Caloosahatchee Algae 062518 Alva Boat Ra

Florida is no stranger to a variety of algae blooms. You've probably heard of them.  Eye-burning red tide and Guacamole-textured blue-green cyanobacteria blooms. Blooms of the magnitude of any of these algae can lead to environmental, economic and public health problems. What causes these organisms to bloom by the masses? How much are humans to blame? How do we monitor and forecast these blooms?

Red Tide

What is it?

In Florida, red tide is caused by the accumulation of Karenia brevis, a type of single-celled organism called a dinoflagellate. They produce neurotoxins that can cause respiratory problems in humans and attack the central nervous system of fish and other wildlife. 

What does it look like?

Red tides are not always red. When blooms are in high enough concentrations, the water can appear red, brown, rusty orange or green. Sometimes, the hue of the water will remain normal, even during a bloom.

What causes it?

Red tide blooms in Florida begin 10-40 miles offshore in the bottom waters of the Gulf of Mexico, where K. brevis is almost always present at low and harmless concentrations. K brevis cells brought to the surface by a process in which deep, cold and nutrient-rich water rises to the surface.

Blue-Green Algae

What is it?

The most common kind of algae that produce blooms are blue-green algae, or cyanobacteria. These single-celled organisms use sunlight to make their own food and are found naturally in fresh, brackish and salt water. In warm waters that are high in nitrogen and phosphorous, cyanobacteria can multiply quickly, and spread across the water's surface.

What does it look like?

When cyanobacteria grow to excessive levels in Florida's freshwater bodies, the water can become stained bright green, sometimes forming thick scum on the water surface. This visibility of the bloom varies.
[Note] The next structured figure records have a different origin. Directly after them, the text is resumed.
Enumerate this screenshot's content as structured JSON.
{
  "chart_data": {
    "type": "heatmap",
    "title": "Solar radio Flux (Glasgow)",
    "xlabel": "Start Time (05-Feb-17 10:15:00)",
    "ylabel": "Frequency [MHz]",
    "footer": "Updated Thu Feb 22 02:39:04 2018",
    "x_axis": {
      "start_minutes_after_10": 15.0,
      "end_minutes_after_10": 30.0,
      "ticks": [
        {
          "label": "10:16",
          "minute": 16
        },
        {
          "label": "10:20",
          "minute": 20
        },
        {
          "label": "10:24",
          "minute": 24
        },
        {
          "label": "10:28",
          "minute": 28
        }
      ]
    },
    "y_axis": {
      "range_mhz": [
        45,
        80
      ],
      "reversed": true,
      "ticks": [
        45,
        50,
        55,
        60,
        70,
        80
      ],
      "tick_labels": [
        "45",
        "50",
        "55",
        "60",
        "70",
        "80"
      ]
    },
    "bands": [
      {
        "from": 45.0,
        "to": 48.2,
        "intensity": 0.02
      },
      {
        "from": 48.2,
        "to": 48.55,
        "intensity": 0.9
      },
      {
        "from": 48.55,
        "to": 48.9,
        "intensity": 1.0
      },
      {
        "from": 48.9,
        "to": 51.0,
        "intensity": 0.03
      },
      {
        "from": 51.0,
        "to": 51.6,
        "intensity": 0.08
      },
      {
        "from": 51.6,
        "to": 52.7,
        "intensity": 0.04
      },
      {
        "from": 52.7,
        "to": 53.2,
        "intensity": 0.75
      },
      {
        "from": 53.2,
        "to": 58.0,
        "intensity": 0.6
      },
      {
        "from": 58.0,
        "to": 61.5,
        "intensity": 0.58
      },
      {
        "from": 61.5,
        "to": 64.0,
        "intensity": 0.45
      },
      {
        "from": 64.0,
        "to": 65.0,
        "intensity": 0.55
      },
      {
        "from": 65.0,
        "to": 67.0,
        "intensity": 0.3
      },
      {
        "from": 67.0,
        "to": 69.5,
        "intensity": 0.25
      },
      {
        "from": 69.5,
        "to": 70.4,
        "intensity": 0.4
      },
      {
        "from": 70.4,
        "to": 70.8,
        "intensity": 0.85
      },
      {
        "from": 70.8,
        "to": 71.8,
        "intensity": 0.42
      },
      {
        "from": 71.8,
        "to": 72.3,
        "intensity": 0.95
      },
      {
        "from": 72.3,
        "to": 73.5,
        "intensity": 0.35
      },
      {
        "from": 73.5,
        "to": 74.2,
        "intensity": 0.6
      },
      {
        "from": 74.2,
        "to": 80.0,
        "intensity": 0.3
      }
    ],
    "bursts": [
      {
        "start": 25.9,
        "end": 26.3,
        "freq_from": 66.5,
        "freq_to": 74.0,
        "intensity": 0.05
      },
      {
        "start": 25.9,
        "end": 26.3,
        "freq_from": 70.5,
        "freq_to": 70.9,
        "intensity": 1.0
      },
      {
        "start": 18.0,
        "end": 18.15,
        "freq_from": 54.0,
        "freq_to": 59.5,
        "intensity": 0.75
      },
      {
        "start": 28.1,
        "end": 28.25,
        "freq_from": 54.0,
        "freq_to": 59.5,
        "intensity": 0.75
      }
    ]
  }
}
Sometimes there may be a bloom that is not quite visible.

What causes it?

Blue-green algae need a few specific ingredients and conditions to grow:

* Nutrients, particularly nitrogen and phosphorous

* Sunlight

* Carbon dioxide

* Relatively calm water

* Heavy rainfall followed by drought

Nutrients, in particular nitrogen and phosphorous are critical to help build the algae's cellular mass. In the watershed north of Lake Okeechobee, it is estimated that the soils and wetlands contain enough nutrients from past agricultural activities to fuel high nitrogen and phosphorous inputs into Lake Okeechobee for the next fifty years, even if farming stopped today.

Sunlight and carbon dioxide from the water help fuel photosynthesis. And relatively calm conditions prevent algae from mixing too deeply into the water and being robbed of sunlight. In places with very shallow waters, calm conditions are not as critical because algae mixed to the bottom may still have enough light to fuel growth.